Beyond that, though, in thinking about her essay, it also occurred to me that some widely cited numbers derived from Bates’ opinion in common circulation may be questionable. Specifically, Bates wrote that the NSA had told him that it collects “more than 250 million Internet communications” a year via the FISA Amendments Act, of which about 91 percent came from the Prism system and about 9 percent came from upstream. (Page 30-31)
Those figures have been echoed in a lot of places. Here they are in a Washington Post article, citing the opinion. The 250 million figure also shows up in the Privacy and Civil Liberties Oversight Board report about the FISA Amendments Act, also citing the opinion. And I cited them on page 217 of my book.

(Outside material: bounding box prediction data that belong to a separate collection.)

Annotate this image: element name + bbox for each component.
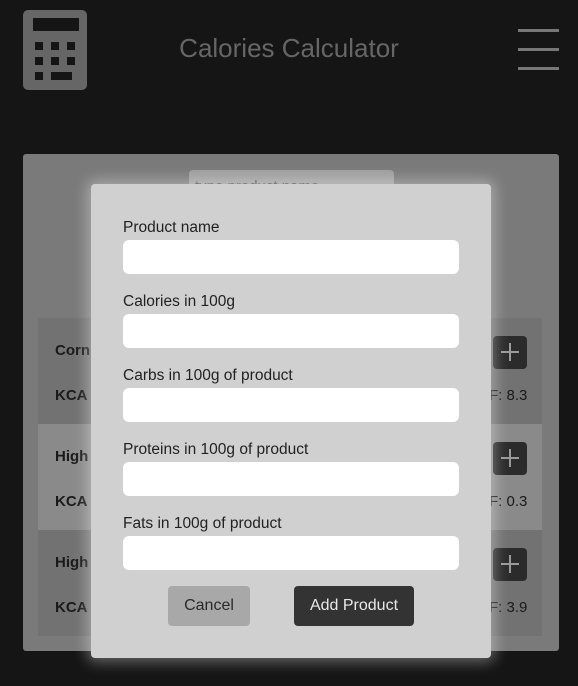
product-name: High (55, 448, 89, 465)
add-product-submit-button[interactable]: Add Product (294, 586, 414, 626)
calories-field[interactable] (123, 314, 459, 348)
app-header: Calories Calculator (0, 0, 578, 110)
calories-label: Calories in 100g (123, 293, 236, 310)
add-product-button[interactable] (493, 336, 527, 369)
product-name: Corn (55, 342, 90, 359)
product-name-field[interactable] (123, 240, 459, 274)
cancel-button[interactable]: Cancel (168, 586, 250, 626)
carbs-field[interactable] (123, 388, 459, 422)
fats-field[interactable] (123, 536, 459, 570)
proteins-label: Proteins in 100g of product (123, 441, 309, 458)
product-kcal: KCA (55, 493, 88, 510)
carbs-label: Carbs in 100g of product (123, 367, 293, 384)
product-kcal: KCA (55, 387, 88, 404)
product-fat: F: 8.3 (489, 387, 528, 404)
fats-label: Fats in 100g of product (123, 515, 282, 532)
product-fat: F: 0.3 (489, 493, 528, 510)
add-product-button[interactable] (493, 548, 527, 581)
product-kcal: KCA (55, 599, 88, 616)
product-name: High (55, 554, 89, 571)
proteins-field[interactable] (123, 462, 459, 496)
add-product-modal: Product name Calories in 100g Carbs in 1… (91, 184, 491, 658)
hamburger-menu-icon[interactable] (518, 29, 559, 71)
add-product-button[interactable] (493, 442, 527, 475)
product-fat: F: 3.9 (489, 599, 528, 616)
app-title: Calories Calculator (179, 33, 399, 63)
product-name-label: Product name (123, 219, 220, 236)
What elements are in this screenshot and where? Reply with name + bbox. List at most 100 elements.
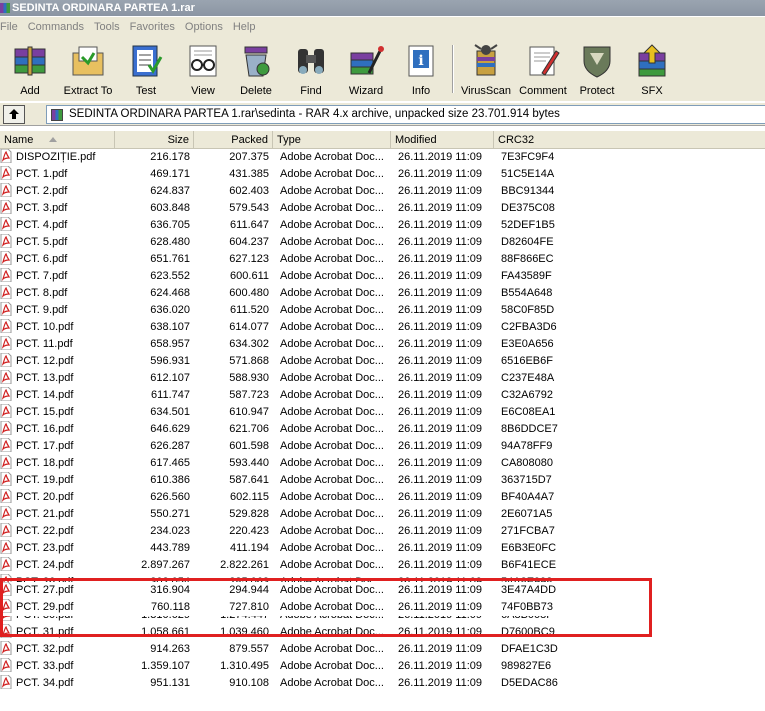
up-folder-button[interactable]: [3, 105, 25, 124]
file-name-text: PCT. 20.pdf: [16, 491, 74, 503]
file-row[interactable]: PCT. 29.pdf 760.118 727.810 Adobe Acrobat D…: [0, 599, 765, 616]
menu-favorites[interactable]: Favorites: [126, 17, 181, 37]
file-name-text: PCT. 14.pdf: [16, 389, 74, 401]
pdf-file-icon: [0, 455, 12, 470]
file-size: 216.178: [150, 151, 190, 163]
file-row[interactable]: PCT. 17.pdf 626.287 601.598 Adobe Acrobat D…: [0, 438, 765, 455]
comment-pen-icon: [529, 46, 560, 76]
file-modified: 26.11.2019 11:09: [398, 236, 483, 248]
file-row[interactable]: PCT. 34.pdf 951.131 910.108 Adobe Acrobat D…: [0, 675, 765, 692]
menu-commands[interactable]: Commands: [24, 17, 90, 37]
menu-tools[interactable]: Tools: [90, 17, 126, 37]
file-type: Adobe Acrobat Doc...: [280, 677, 384, 689]
virusscan-button[interactable]: VirusScan: [458, 41, 514, 99]
menu-file[interactable]: File: [0, 17, 24, 37]
file-name: PCT. 24.pdf: [0, 557, 115, 574]
file-row[interactable]: PCT. 18.pdf 617.465 593.440 Adobe Acrobat D…: [0, 455, 765, 472]
file-row[interactable]: PCT. 27.pdf 316.904 294.944 Adobe Acrobat D…: [0, 582, 765, 599]
menu-options[interactable]: Options: [181, 17, 229, 37]
pdf-file-icon: [0, 404, 12, 419]
file-crc32: C237E48A: [501, 372, 555, 384]
test-button[interactable]: Test: [118, 41, 174, 99]
file-row[interactable]: PCT. 6.pdf 651.761 627.123 Adobe Acrobat Do…: [0, 251, 765, 268]
file-row[interactable]: PCT. 23.pdf 443.789 411.194 Adobe Acrobat D…: [0, 540, 765, 557]
file-row[interactable]: DISPOZIȚIE.pdf 216.178 207.375 Adobe Acroba…: [0, 149, 765, 166]
column-header-size[interactable]: Size: [115, 131, 194, 149]
file-size: 914.263: [150, 643, 190, 655]
title-bar[interactable]: SEDINTA ORDINARA PARTEA 1.rar: [0, 0, 765, 16]
file-row[interactable]: PCT. 5.pdf 628.480 604.237 Adobe Acrobat Do…: [0, 234, 765, 251]
file-packed: 1.274.447: [194, 616, 273, 624]
file-packed: 600.480: [229, 287, 269, 299]
file-name: PCT. 23.pdf: [0, 540, 115, 557]
file-row[interactable]: PCT. 4.pdf 636.705 611.647 Adobe Acrobat Do…: [0, 217, 765, 234]
file-row[interactable]: PCT. 24.pdf 2.897.267 2.822.261 Adobe Acrob…: [0, 557, 765, 574]
file-row[interactable]: PCT. 21.pdf 550.271 529.828 Adobe Acrobat D…: [0, 506, 765, 523]
file-name: PCT. 31.pdf: [0, 624, 115, 641]
file-row[interactable]: PCT. 1.pdf 469.171 431.385 Adobe Acrobat Do…: [0, 166, 765, 183]
file-modified: 26.11.2019 11:09: [398, 584, 483, 596]
file-size: 1.359.107: [141, 660, 190, 672]
file-name: PCT. 20.pdf: [0, 489, 115, 506]
file-name-text: PCT. 30.pdf: [16, 616, 73, 621]
file-row[interactable]: PCT. 19.pdf 610.386 587.641 Adobe Acrobat D…: [0, 472, 765, 489]
file-name-text: PCT. 2.pdf: [16, 185, 68, 197]
file-row[interactable]: PCT. 26.pdf 302.054 285.063 Adobe Acrobat D…: [0, 574, 765, 582]
file-modified: 26.11.2019 11:09: [398, 202, 483, 214]
file-packed: 602.403: [229, 185, 269, 197]
pdf-file-icon: [0, 540, 12, 555]
file-crc32: 88F866EC: [501, 253, 554, 265]
column-header-packed[interactable]: Packed: [194, 131, 273, 149]
file-type: Adobe Acrobat Doc...: [280, 338, 384, 350]
file-name-text: PCT. 8.pdf: [16, 287, 68, 299]
info-button[interactable]: i Info: [393, 41, 449, 99]
path-field[interactable]: SEDINTA ORDINARA PARTEA 1.rar\sedinta - …: [46, 105, 765, 124]
column-header-modified[interactable]: Modified: [391, 131, 494, 149]
file-row[interactable]: PCT. 30.pdf 1.310.6291.274.447Adobe Acrob…: [0, 616, 765, 624]
column-header-type[interactable]: Type: [273, 131, 391, 149]
file-size: 623.552: [150, 270, 190, 282]
file-row[interactable]: PCT. 31.pdf 1.058.661 1.039.460 Adobe Acrob…: [0, 624, 765, 641]
file-row[interactable]: PCT. 20.pdf 626.560 602.115 Adobe Acrobat D…: [0, 489, 765, 506]
file-row[interactable]: PCT. 13.pdf 612.107 588.930 Adobe Acrobat D…: [0, 370, 765, 387]
file-type: Adobe Acrobat Doc...: [280, 474, 384, 486]
file-row[interactable]: PCT. 14.pdf 611.747 587.723 Adobe Acrobat D…: [0, 387, 765, 404]
pdf-file-icon: [0, 149, 12, 164]
file-row[interactable]: PCT. 15.pdf 634.501 610.947 Adobe Acrobat D…: [0, 404, 765, 421]
file-row[interactable]: PCT. 33.pdf 1.359.107 1.310.495 Adobe Acrob…: [0, 658, 765, 675]
file-row[interactable]: PCT. 7.pdf 623.552 600.611 Adobe Acrobat Do…: [0, 268, 765, 285]
file-row[interactable]: PCT. 12.pdf 596.931 571.868 Adobe Acrobat D…: [0, 353, 765, 370]
file-type: Adobe Acrobat Doc...: [280, 626, 384, 638]
file-name: PCT. 32.pdf: [0, 641, 115, 658]
file-name: PCT. 9.pdf: [0, 302, 115, 319]
extract-to-button[interactable]: Extract To: [60, 41, 116, 99]
file-type: Adobe Acrobat Doc...: [280, 559, 384, 571]
file-name-text: PCT. 32.pdf: [16, 643, 74, 655]
file-type: Adobe Acrobat Doc...: [280, 236, 384, 248]
file-row[interactable]: PCT. 9.pdf 636.020 611.520 Adobe Acrobat Do…: [0, 302, 765, 319]
sort-ascending-icon: [49, 137, 58, 142]
sfx-button[interactable]: SFX: [624, 41, 680, 99]
file-name: DISPOZIȚIE.pdf: [0, 149, 115, 166]
test-checklist-icon: [132, 45, 163, 77]
file-crc32: D82604FE: [501, 236, 554, 248]
column-header-crc32[interactable]: CRC32: [494, 131, 765, 149]
pdf-file-icon: [0, 200, 12, 215]
file-row[interactable]: PCT. 11.pdf 658.957 634.302 Adobe Acrobat D…: [0, 336, 765, 353]
file-crc32: BF40A4A7: [501, 491, 555, 503]
file-name: PCT. 27.pdf: [0, 582, 115, 599]
file-row[interactable]: PCT. 16.pdf 646.629 621.706 Adobe Acrobat D…: [0, 421, 765, 438]
menu-help[interactable]: Help: [229, 17, 262, 37]
file-modified: 26.11.2019 11:09: [398, 253, 483, 265]
file-row[interactable]: PCT. 2.pdf 624.837 602.403 Adobe Acrobat Do…: [0, 183, 765, 200]
file-row[interactable]: PCT. 3.pdf 603.848 579.543 Adobe Acrobat Do…: [0, 200, 765, 217]
file-modified: 26.11.2019 11:09: [398, 219, 483, 231]
file-row[interactable]: PCT. 22.pdf 234.023 220.423 Adobe Acrobat D…: [0, 523, 765, 540]
add-button[interactable]: Add: [2, 41, 58, 99]
file-row[interactable]: PCT. 8.pdf 624.468 600.480 Adobe Acrobat Do…: [0, 285, 765, 302]
pdf-file-icon: [0, 438, 12, 453]
pdf-file-icon: [0, 251, 12, 266]
file-row[interactable]: PCT. 10.pdf 638.107 614.077 Adobe Acrobat D…: [0, 319, 765, 336]
column-header-name[interactable]: Name: [0, 131, 115, 149]
file-row[interactable]: PCT. 32.pdf 914.263 879.557 Adobe Acrobat D…: [0, 641, 765, 658]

But is it possible that Bates was mixing apples and oranges? Or, rather, conflating “communications” – meaning discrete messages – with “transactions” – which, in MCT form, each contain many messages?
When we look closer at the total number of MCTs Hanssen draws our attention to, these figures start to look dubious. The footnote suggests that the NSA collects 26.5 million upstream transactions a year, of which 10 percent are MCTs, hence 2.65 million of those. If we assume that Bates was counting every transaction, singular or MCT, as one communication, the math kind of works: 26.5 million messages contributed by upstream is fairly close to 9 percent of >250 million total messages.
But once you think about the 2.65 million MCTs as each contributing multiple messages, the math starts to break down fast. When I asked ODNI a question about this during a briefing call with reporters when the ruling was released, the briefer used an example in which one MCT contained 15 discrete e-mails. That example, as Hanssen notes, would transform the 2.65 million MCTs into 39.75 million communications. Add in the other 23.85 million upstream transactions that were single messages, and upstream has contributed 63.6 million messages to the annual haul — in this hypothetical.
We don’t know what the right average multiplier is — 15 could be too high, but it could also be too low. Still, it sure looks reasonable to conclude that either there were significantly more than 250 million total communications collected annually under the FISA Amendments Act circa 2011, or that upstream’s contribution to the whole was significantly more than 9 percent. Or both.